Сам Сергей Степанович Можаев был одним из уважаемых лиц в городе. Хорошей дворянской фамилии, богатый домовладелец, хозяин огромного имения в двадцати верстах от города, светлого ума и энергичный, он был выбран городским головою уже на третье четырехлетие.
Сергей Степанович был не совсем обыкновенный человек. Окончив Дерптский университет, он увлекся наукою и посетил Йену, Берн и Гейдельберг; вернувшись в Россию, занялся адвокатурою, помещая в то же время в журналах статьи по экономическим вопросам; через пять лет бросил адвокатуру и увлекся электротехникой и, наконец, угомонившись, вернулся в свою родовую Можаевку, в родной город, и отдался сельскому хозяйству Здесь все вокруг занимались изготовлением подсолнечного масла, причем стволы подсолнухов, столь богатые поташем, бросались как отброс, – он тотчас же стал скупать их и открыл у себя в имении мыловаренный завод; там же он устроил лесопильню и мельницу, а в последнее время, найдя у себя фарфоровую глину, задумывал строить фарфоровый завод.
В этих его начинаниях главным помощником являлся Федор Матвеевич Весенин, технолог, приглашенный им сначала на мыловаренный завод, а потом ставший главным управляющим его имения, директором заводов и мельницы, правою рукою, другом и наперсником.
Маленького роста, сухощавый, но с широкими плечами и развитою грудью, небольшой круглой головою, всегда остриженный под гребенку, с резкими чертами лица, с быстрыми, умными черными глазами и черненькой бородкою клином, он походил на Мефистофеля со своею всегда насмешливой улыбкой. А Сергей Степанович Можаев представлял собою тип старинного русского барина. Огромного роста, массивный и величественный, с серебряными густыми кудрями до плеч, с седою окладистою бородою и ясными серыми глазами на лице, полном добродушия. Ему было уже 66 лет. Всю любовь своего горячего сердца он отдавал своей второй жене и дочери от первого брака, Вере Сергеевне, восемнадцатилетней девушке.

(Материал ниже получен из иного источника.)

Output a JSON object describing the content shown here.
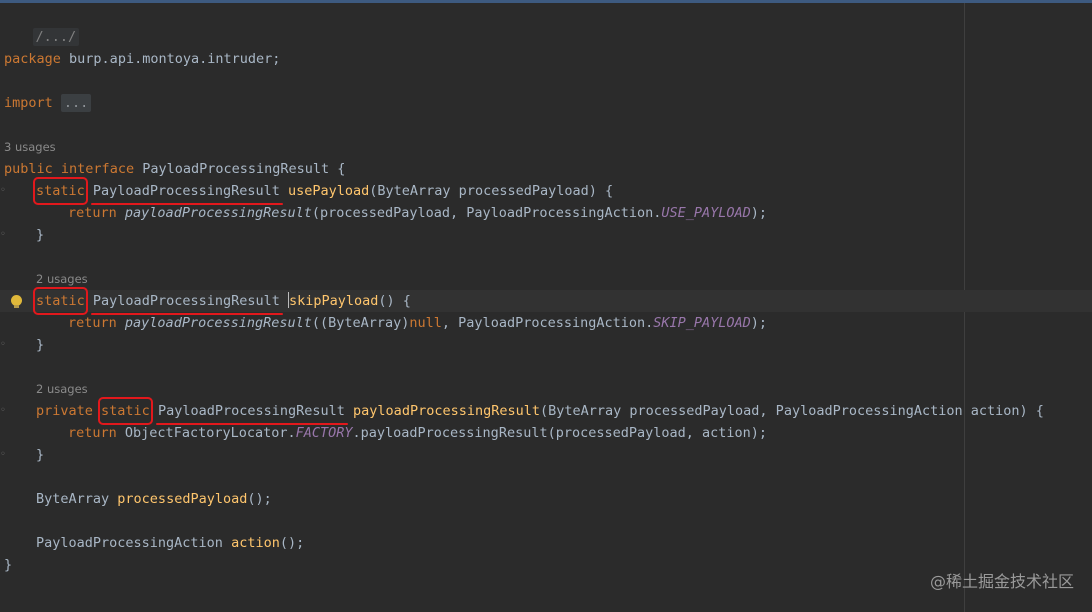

Она была вся в отца, но в ее фигуре, манерах, даже костюмах, сказывалась английская складка, оставленная ей матерью. Посторонним она казалась сдержанной, холодной, чопорной, но это не мешало биться в ее груди горячему сердцу; в разговоре она казалась не по летам рассудительной, но это не мешало ей мечтать и уноситься в фантастических грезах в неведомые миры; к окружающему она относилась внешне равнодушно, но на самом деле замечала любую мелочь; и мнение общества о ней горячо опровергала прислуга, зная, что в случае беды можно смело попросить защиты или совета у милой барышни.
Выйдя от Дерунова, Елизавета Борисовна перешла улицу, подошла к ожидавшему ее, видимо, молодому господину и, взяв его под руку, увлекла в ближайший глухой переулок.
– Мы пропали, – сказала она глухим голосом. – Он обещал в четверг протестовать, и, как нарочно, в четверг мы переезжаем. Я совершенно теряюсь. Если ты ничего не придумаешь, я убью себя… отравлюсь!